In a meta-analysis of the relevant studies to date1, researchers assessed 13 publications that involved the effects of vitamin C on plasma uric acid levels in human subjects in controlled clinical trials that lasted more than 1 week. The total number of subjects in the 13 trials was 556, and the mean vitamin C intake was 500 mg per day. The serum uric acid levels of the subjects was between 2.9 and 7.0 mg per dL prior to vitamin C consumption, whereas the pre-treatment vitamin C concentrations varied from between 27.0 to 77.7 μmol/L. Consumption of vitamin C reduced serum uric acid levels by 0.35 mg per dL over all trials, and was associated with significant reductions in 8 of the 13 trials. The authors reported significant heterogeneity between the trials suggesting that subject biochemistry and methodological differences may have affected the results. Analysis of the results showed that those trials where subjects had concentrations of uric acid above 4.85 mg per dL had larger positive effects from the vitamin C supplementation, while studies using a placebo showed significant reductions in uric acid levels.
The mechanisms by which vitamin C can lower serum levels of uric acid have been investigated. The most likely explanation is that vitamin C acts as a competitive inhibitor of the anion exchange system in the proximal tubule in the nephrons of the kidneys.
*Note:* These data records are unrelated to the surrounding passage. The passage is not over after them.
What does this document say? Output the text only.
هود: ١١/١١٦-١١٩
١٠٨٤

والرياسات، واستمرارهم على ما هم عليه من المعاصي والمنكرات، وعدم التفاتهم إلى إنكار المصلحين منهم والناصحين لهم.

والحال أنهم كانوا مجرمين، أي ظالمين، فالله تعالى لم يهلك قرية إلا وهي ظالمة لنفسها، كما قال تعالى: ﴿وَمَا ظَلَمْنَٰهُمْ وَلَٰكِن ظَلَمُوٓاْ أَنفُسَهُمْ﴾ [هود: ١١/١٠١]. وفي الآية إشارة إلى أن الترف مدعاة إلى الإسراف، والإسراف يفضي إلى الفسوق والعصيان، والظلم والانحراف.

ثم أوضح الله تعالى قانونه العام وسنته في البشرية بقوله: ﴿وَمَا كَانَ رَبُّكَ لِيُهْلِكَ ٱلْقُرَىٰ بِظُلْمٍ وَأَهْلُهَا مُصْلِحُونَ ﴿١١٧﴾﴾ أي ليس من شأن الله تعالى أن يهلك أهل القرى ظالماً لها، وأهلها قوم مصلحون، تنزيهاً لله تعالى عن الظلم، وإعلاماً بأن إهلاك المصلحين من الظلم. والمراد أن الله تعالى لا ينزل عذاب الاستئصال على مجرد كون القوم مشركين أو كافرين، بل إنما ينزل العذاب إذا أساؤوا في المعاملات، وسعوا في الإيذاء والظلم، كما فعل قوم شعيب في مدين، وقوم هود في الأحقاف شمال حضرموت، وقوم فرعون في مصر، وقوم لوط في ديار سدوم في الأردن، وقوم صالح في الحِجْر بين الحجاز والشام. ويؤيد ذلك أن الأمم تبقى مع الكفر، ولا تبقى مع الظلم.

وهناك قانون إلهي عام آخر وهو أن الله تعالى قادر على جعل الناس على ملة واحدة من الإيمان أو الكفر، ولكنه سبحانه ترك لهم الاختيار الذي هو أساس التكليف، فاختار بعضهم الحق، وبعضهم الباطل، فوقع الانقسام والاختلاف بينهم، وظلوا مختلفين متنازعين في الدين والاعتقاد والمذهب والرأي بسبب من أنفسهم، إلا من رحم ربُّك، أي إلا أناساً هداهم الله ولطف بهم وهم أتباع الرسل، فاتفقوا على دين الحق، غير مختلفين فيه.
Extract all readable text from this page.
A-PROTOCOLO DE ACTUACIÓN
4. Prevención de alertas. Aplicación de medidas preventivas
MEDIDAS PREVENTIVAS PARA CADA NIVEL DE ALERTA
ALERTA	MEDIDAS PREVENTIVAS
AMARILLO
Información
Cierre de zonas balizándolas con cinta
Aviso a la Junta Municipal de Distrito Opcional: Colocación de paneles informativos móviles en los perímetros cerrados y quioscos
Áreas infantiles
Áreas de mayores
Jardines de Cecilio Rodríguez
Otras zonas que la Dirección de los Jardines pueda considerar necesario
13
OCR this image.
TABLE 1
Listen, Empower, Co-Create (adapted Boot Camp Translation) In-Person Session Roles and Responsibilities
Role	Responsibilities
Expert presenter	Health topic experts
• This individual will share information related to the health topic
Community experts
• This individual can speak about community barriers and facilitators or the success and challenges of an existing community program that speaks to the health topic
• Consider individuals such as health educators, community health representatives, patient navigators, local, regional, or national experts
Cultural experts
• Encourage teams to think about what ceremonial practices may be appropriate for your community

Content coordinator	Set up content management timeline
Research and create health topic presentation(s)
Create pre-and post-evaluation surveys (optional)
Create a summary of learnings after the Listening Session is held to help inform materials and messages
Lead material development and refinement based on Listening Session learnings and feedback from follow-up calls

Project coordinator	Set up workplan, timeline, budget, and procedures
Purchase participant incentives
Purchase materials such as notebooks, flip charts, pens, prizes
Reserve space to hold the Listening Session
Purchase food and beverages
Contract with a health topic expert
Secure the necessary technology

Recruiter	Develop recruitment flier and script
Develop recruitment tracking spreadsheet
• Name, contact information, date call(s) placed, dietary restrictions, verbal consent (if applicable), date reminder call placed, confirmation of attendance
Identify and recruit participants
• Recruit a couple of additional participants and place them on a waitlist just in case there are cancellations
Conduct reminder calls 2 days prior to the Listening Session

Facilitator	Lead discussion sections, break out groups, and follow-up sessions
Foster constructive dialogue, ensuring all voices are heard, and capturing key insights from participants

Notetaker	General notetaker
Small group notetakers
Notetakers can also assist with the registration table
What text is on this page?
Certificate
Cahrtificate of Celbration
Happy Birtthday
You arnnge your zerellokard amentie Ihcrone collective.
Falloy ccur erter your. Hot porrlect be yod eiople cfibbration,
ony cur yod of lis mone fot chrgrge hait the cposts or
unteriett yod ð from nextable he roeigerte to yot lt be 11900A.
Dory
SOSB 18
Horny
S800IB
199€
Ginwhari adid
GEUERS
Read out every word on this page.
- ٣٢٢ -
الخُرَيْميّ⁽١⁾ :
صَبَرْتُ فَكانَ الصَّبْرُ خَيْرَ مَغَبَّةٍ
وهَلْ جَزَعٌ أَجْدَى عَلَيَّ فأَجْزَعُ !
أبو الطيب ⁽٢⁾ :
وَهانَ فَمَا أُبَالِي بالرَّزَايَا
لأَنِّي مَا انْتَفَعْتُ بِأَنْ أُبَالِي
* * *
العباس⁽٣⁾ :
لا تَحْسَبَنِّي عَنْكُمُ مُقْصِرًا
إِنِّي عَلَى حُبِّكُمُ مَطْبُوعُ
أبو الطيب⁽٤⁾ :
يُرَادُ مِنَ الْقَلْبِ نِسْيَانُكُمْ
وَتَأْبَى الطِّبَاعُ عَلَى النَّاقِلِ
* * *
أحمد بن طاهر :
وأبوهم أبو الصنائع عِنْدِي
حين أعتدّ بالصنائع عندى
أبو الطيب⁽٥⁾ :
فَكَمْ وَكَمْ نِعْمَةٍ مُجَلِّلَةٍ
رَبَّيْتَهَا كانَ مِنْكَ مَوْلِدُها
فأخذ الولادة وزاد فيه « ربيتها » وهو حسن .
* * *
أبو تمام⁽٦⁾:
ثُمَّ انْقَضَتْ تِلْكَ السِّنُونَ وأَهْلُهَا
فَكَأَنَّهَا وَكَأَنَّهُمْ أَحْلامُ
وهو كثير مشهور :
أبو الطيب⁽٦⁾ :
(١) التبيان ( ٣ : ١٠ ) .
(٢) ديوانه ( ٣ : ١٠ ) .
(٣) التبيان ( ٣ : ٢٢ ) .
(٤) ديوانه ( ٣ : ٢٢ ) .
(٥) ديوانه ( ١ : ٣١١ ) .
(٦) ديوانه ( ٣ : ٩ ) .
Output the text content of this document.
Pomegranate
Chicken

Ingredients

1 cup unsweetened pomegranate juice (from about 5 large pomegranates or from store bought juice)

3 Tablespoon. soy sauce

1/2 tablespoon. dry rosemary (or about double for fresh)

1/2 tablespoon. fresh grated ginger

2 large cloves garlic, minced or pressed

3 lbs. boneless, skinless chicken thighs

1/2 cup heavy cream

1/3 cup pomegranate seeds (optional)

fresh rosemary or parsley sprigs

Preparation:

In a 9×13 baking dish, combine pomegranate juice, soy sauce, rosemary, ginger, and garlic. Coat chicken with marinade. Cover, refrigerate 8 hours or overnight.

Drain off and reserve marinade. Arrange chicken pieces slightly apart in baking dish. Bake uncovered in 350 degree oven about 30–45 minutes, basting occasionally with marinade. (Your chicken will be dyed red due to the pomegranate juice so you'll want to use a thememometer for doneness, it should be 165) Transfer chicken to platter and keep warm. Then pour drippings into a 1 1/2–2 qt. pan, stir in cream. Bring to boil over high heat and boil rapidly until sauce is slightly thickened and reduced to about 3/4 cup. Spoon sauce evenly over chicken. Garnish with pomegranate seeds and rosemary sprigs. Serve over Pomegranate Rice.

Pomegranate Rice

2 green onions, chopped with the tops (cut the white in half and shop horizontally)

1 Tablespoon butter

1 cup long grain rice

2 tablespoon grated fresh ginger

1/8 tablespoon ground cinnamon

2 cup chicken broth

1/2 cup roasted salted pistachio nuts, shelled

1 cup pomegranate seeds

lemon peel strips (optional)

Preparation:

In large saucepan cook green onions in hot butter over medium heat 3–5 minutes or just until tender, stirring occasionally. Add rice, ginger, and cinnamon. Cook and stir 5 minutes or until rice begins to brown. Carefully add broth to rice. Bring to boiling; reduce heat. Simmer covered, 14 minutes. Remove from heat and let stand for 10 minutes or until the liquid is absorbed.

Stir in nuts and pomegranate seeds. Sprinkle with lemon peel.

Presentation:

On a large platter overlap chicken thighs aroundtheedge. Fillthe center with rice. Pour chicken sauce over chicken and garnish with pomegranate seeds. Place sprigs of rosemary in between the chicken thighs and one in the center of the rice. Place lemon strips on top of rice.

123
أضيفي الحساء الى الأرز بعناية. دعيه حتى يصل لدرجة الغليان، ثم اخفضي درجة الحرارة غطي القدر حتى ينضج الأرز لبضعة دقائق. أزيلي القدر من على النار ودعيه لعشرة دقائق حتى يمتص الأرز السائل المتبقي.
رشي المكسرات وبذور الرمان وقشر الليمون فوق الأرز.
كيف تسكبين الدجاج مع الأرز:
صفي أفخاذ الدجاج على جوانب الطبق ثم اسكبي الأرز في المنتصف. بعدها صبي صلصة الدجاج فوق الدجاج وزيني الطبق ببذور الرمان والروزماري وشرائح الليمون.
In this regard vitamin C may prevent the reabsorption of uric acid through the urate transporters. Additionally vitamin C may increase glomerular filtration rate by increasing blood flow to the afferent arterioles. Or put another way, vitamin C insufficiency may decrease these effects. As uric acid is quantitatively the most abundant antioxidant in human plasma, it makes a significant contribution to the total antioxidant defences of humans. Vitamin C is also a water soluble antioxidant, and so it has been theorised that high vitamin C intakes decrease the necessity for the production of high concentrations of uric acid. Therefore do humans produce more and excrete less uric acid, a situation that can lead to gout, when they have a borderline intake of vitamin C?